United States District Court, N.D. Georgia, Atlanta Division.
*815 Francis I. Breazeale, Chattanooga, Tenn., for plaintiffs-appellants.
Frank B. Wilensky, Macey & Suzmann, Charles E. Campbell, Hicks, Maloof & Campbell, Atlanta, Ga., for defendants-appellees.
FORRESTER, District Judge.
This case is before the court now on appeal from an order of the bankruptcy court denying remand of this action to the Chancery Court of Hamilton County, Tennessee. This action originated as an adversary proceeding in that court filed on March 3, 1982. On March 17, that court entered a consent decree in settlement of the litigation but which required an accounting. On May 26, 1982 the defendant in the Tennessee court action, Speir Insurance Agency, filed a petition in bankruptcy in the Bankruptcy Court for the Northern District of Georgia. On June 23, Speir then filed a petition for removal of the Tennessee court action to the Bankruptcy Court for the Northern District of Georgia. Appellant Flint sought remand of the proceeding, asserting that the bankruptcy court lacked subject matter jurisdiction of the action, that the action was no longer "pending" because it had become final under Tennessee law, and that venue was improper. The bankruptcy court decided that "the results of the enforcement of (the consent) order have a direct bearing on the estate in this case, and should be dealt with in the same proceeding as the bankruptcy case. The court therefore denied the motion for remand.

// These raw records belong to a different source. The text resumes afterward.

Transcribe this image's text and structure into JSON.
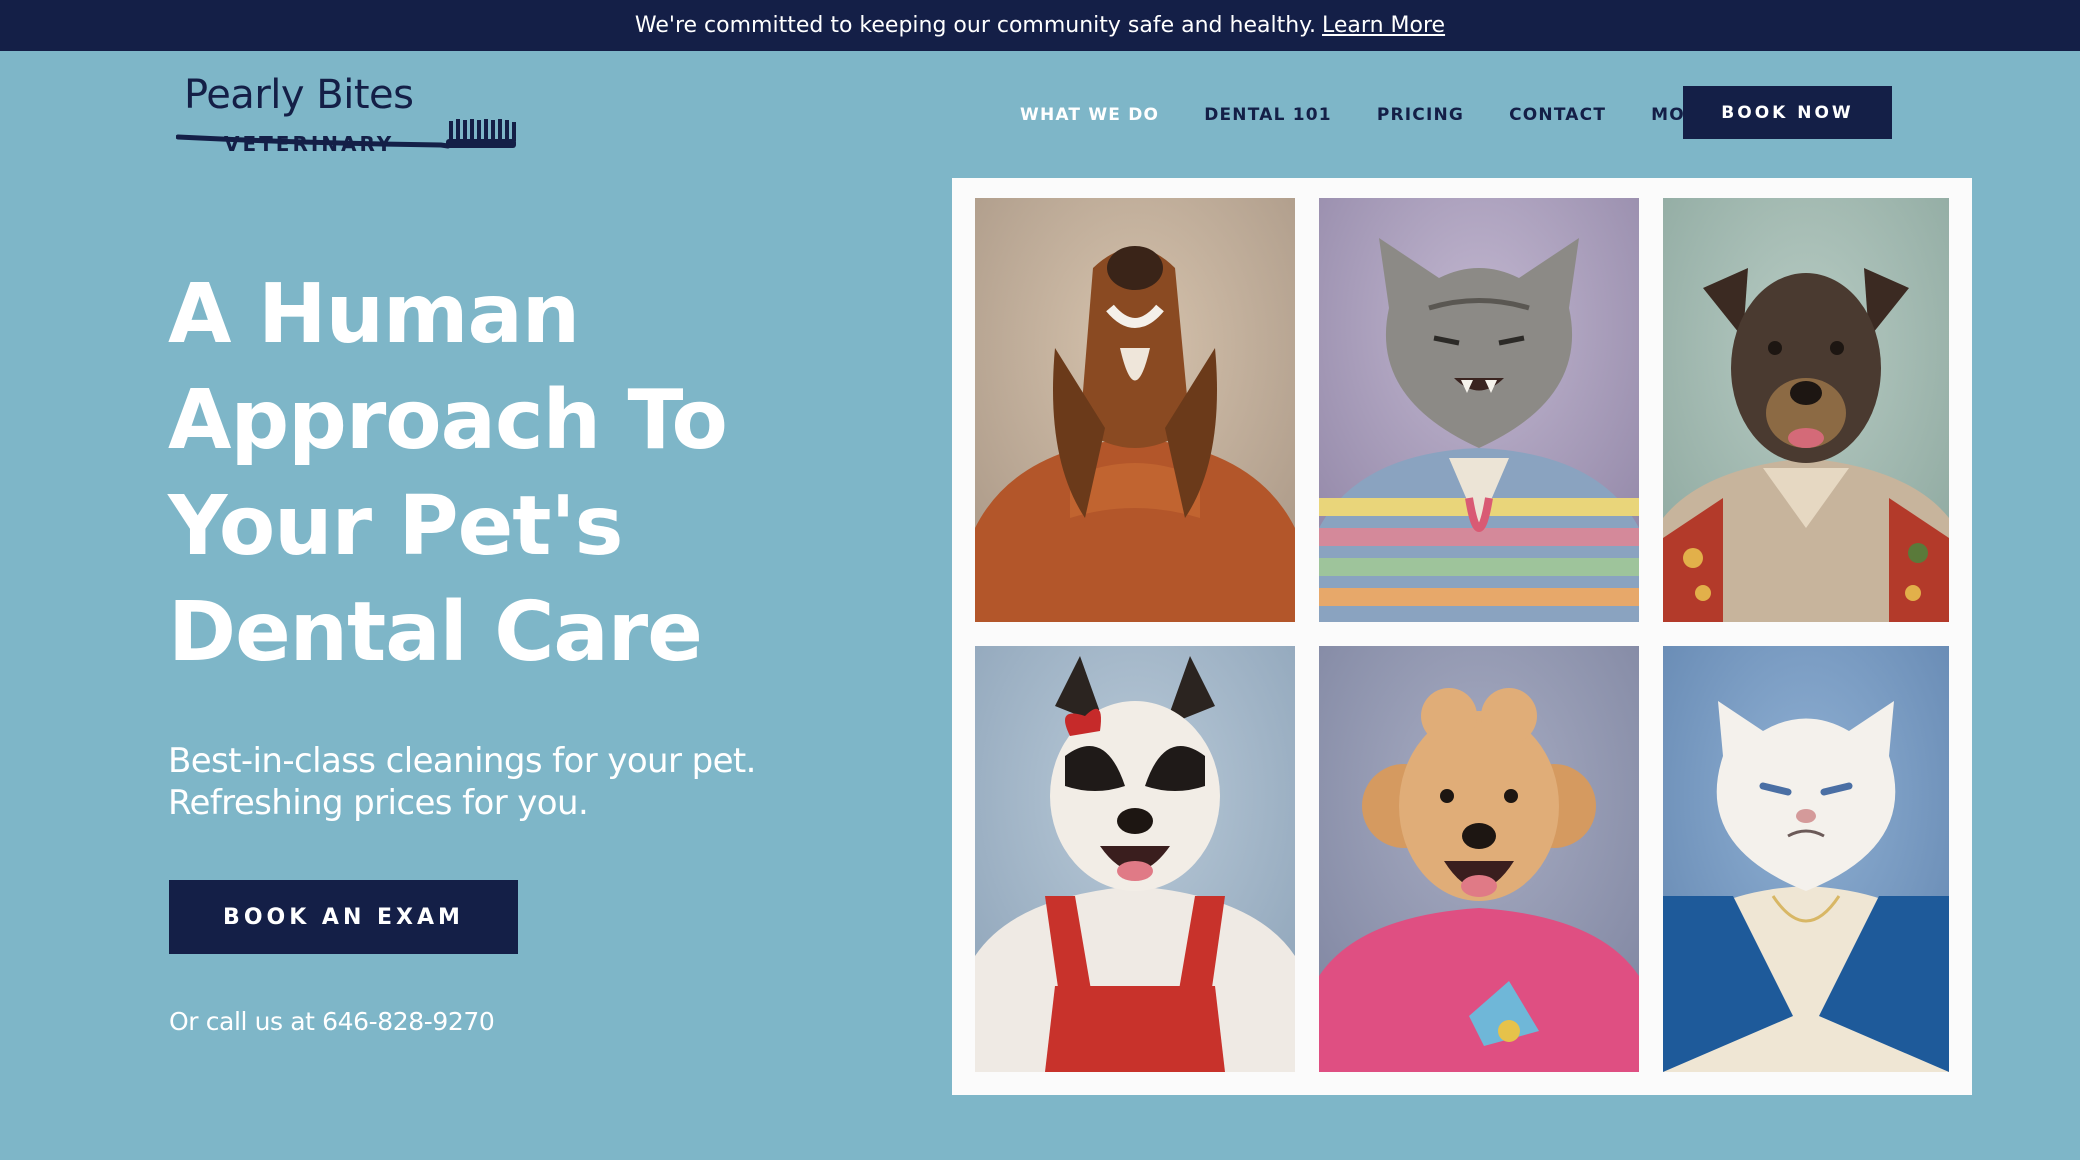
{
  "announcement": {
    "text": "We're committed to keeping our community safe and healthy.",
    "link": "Learn More"
  },
  "logo": {
    "name": "Pearly Bites",
    "sub": "VETERINARY"
  },
  "nav": {
    "items": [
      "WHAT WE DO",
      "DENTAL 101",
      "PRICING",
      "CONTACT",
      "MORE"
    ],
    "book_now": "BOOK NOW"
  },
  "hero": {
    "title_lines": [
      "A Human",
      "Approach To",
      "Your Pet's",
      "Dental Care"
    ],
    "subtitle_lines": [
      "Best-in-class cleanings for your pet.",
      "Refreshing prices for you."
    ],
    "cta": "BOOK AN EXAM",
    "call_text": "Or call us at 646-828-9270"
  },
  "gallery": {
    "photos": [
      {
        "subject": "dog-orange-turtleneck-icon"
      },
      {
        "subject": "cat-striped-sweater-icon"
      },
      {
        "subject": "terrier-floral-shirt-icon"
      },
      {
        "subject": "dog-red-overalls-icon"
      },
      {
        "subject": "poodle-pink-sweater-icon"
      },
      {
        "subject": "persian-cat-blue-dress-icon"
      }
    ]
  },
  "colors": {
    "background": "#7eb6c8",
    "navy": "#141f47",
    "white": "#ffffff"
  }
}
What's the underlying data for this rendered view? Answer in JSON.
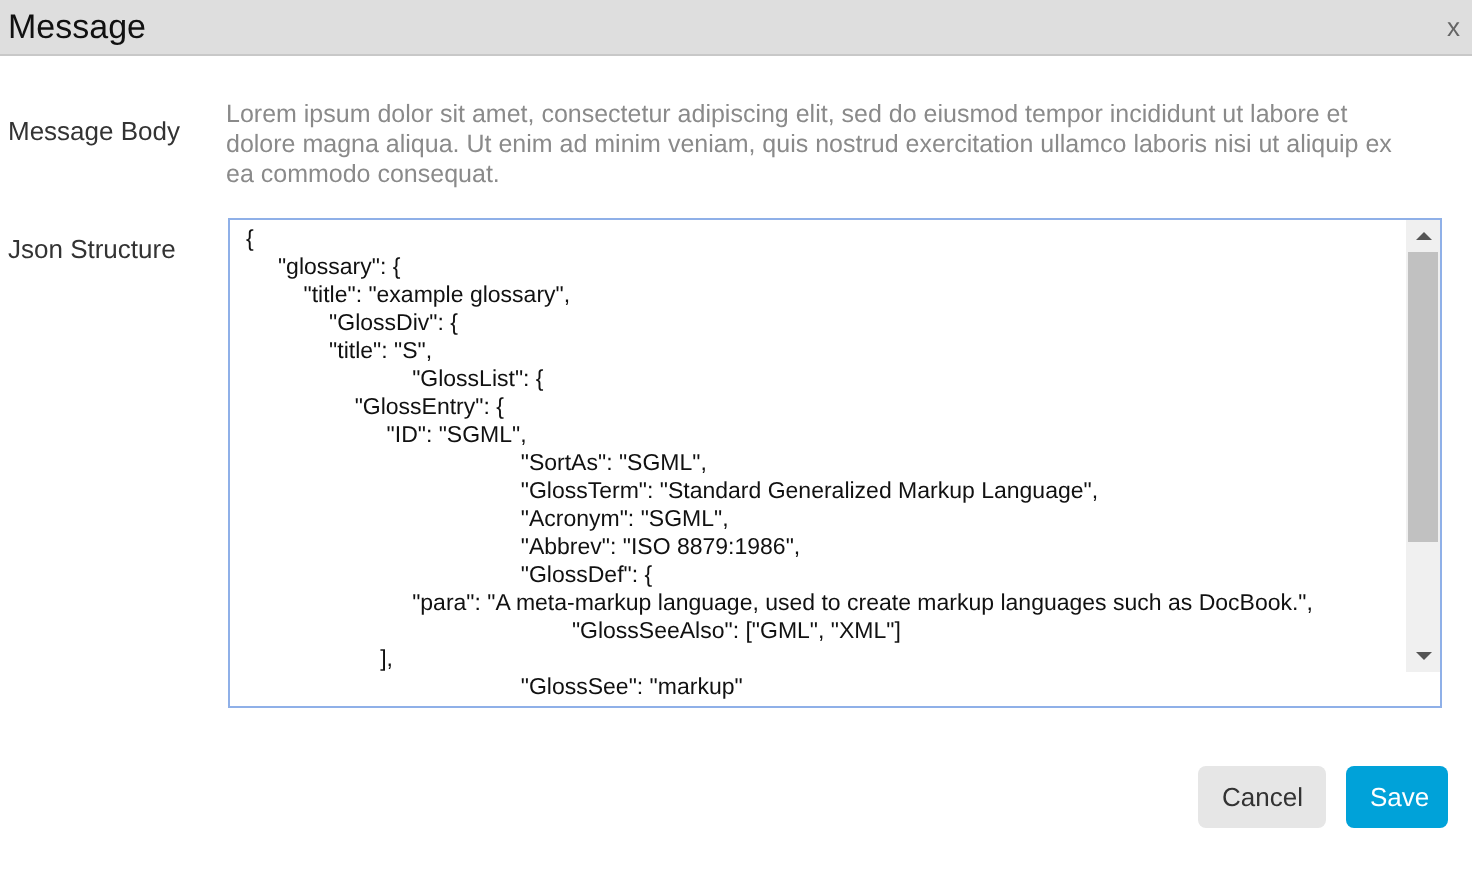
{
  "window": {
    "title": "Message",
    "close": "x"
  },
  "fields": [
    {
      "kind": "text",
      "label": "Message Body",
      "value": "Lorem ipsum dolor sit amet, consectetur adipiscing elit, sed do eiusmod tempor incididunt ut labore et dolore magna aliqua. Ut enim ad minim veniam, quis nostrud exercitation ullamco laboris nisi ut aliquip ex ea commodo consequat."
    },
    {
      "kind": "code",
      "label": "Json Structure",
      "lines": [
        "{",
        "     \"glossary\": {",
        "         \"title\": \"example glossary\",",
        "             \"GlossDiv\": {",
        "             \"title\": \"S\",",
        "                          \"GlossList\": {",
        "                 \"GlossEntry\": {",
        "                      \"ID\": \"SGML\",",
        "                                           \"SortAs\": \"SGML\",",
        "                                           \"GlossTerm\": \"Standard Generalized Markup Language\",",
        "                                           \"Acronym\": \"SGML\",",
        "                                           \"Abbrev\": \"ISO 8879:1986\",",
        "                                           \"GlossDef\": {",
        "                          \"para\": \"A meta-markup language, used to create markup languages such as DocBook.\",",
        "                                                   \"GlossSeeAlso\": [\"GML\", \"XML\"]",
        "                     ],",
        "                                           \"GlossSee\": \"markup\""
      ]
    }
  ],
  "buttons": [
    {
      "kind": "secondary",
      "label": "Cancel"
    },
    {
      "kind": "primary",
      "label": "Save"
    }
  ]
}
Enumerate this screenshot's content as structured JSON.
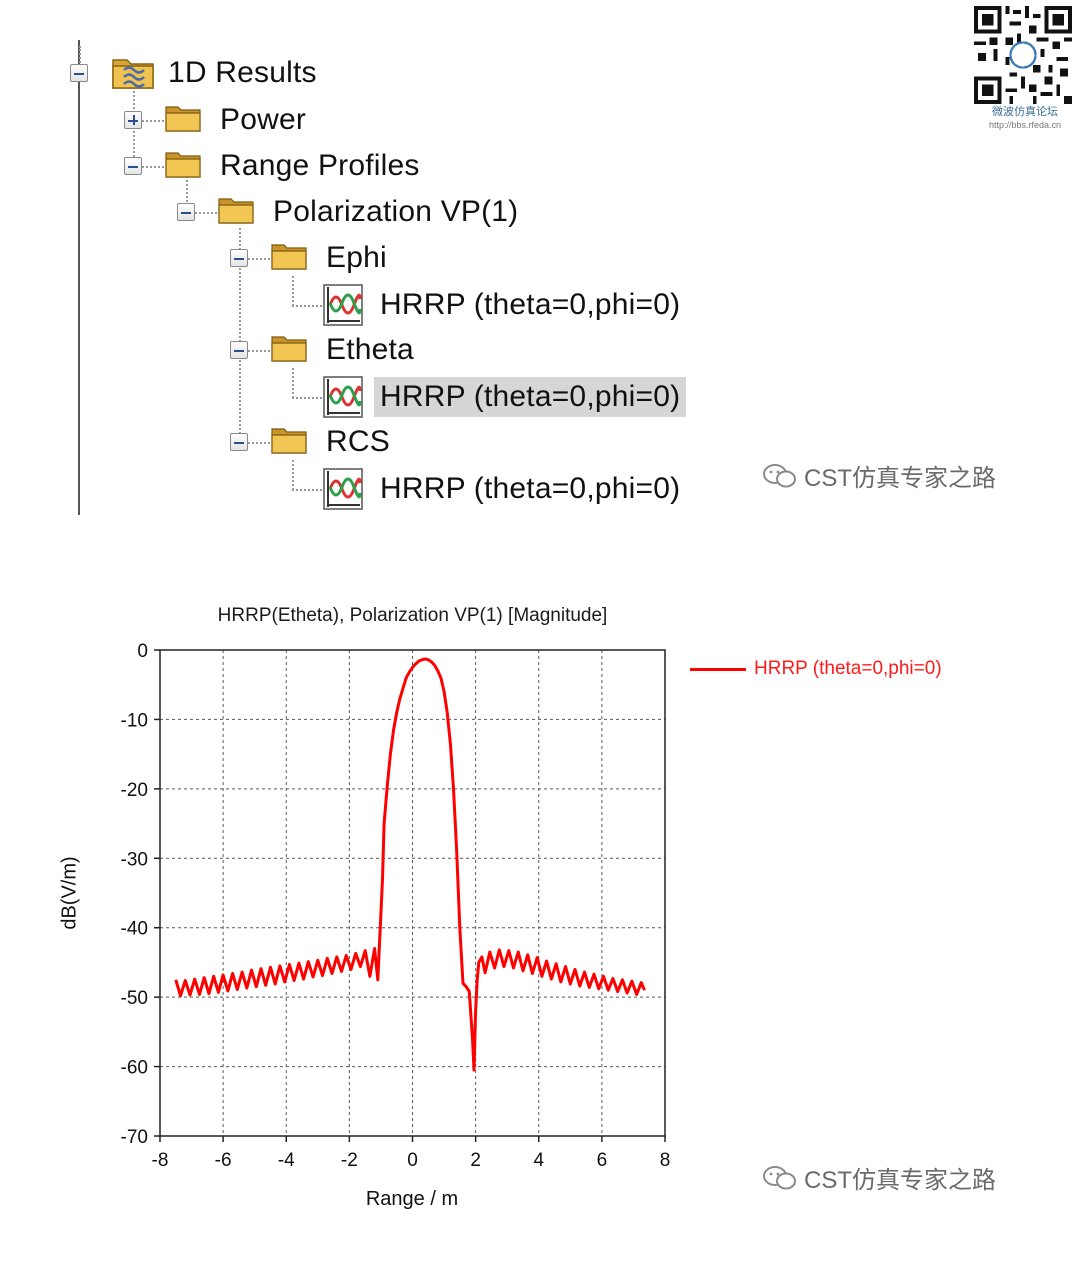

It is that order which is now being appealed.
28 U.S.C. § 1478 provides for removal of civil actions to the bankruptcy courts:
(a) A party may remove any claim or cause of action in a civil action, other than a proceeding before the United States Tax Court or a civil action by a Government unit to enforce such governmental unit's police or regulatory power, to the bankruptcy court for the district where such civil action is pending, if the bankruptcy courts have jurisdiction over such claim or cause of action.
(b) The court to which such claim or cause of action is removed may remand such claim or cause of action on any equitable ground. An order under this subsection remanding a claim or cause of action, or a decision not so remanding is not reviewable by appeal or otherwise. (Emphasis added).
Subsection (b) prohibits review of any order denying a motion to remand. However, this court does not construe that section to prohibit review of whether the bankruptcy court had subject matter jurisdiction or venue, as provided by subsection (a), in the first instance. Rather, the court believes that the section prohibits only review of the discretionary decision to remand or not to remand an action which has been properly *816 removed. Thus, where a court finds that the bankruptcy court had subject matter jurisdiction and venue was proper, it is not permitted to review the decision of the bankruptcy court of whether or not to remand. Where either subject matter jurisdiction or venue is lacking, however, the decision should be reviewed.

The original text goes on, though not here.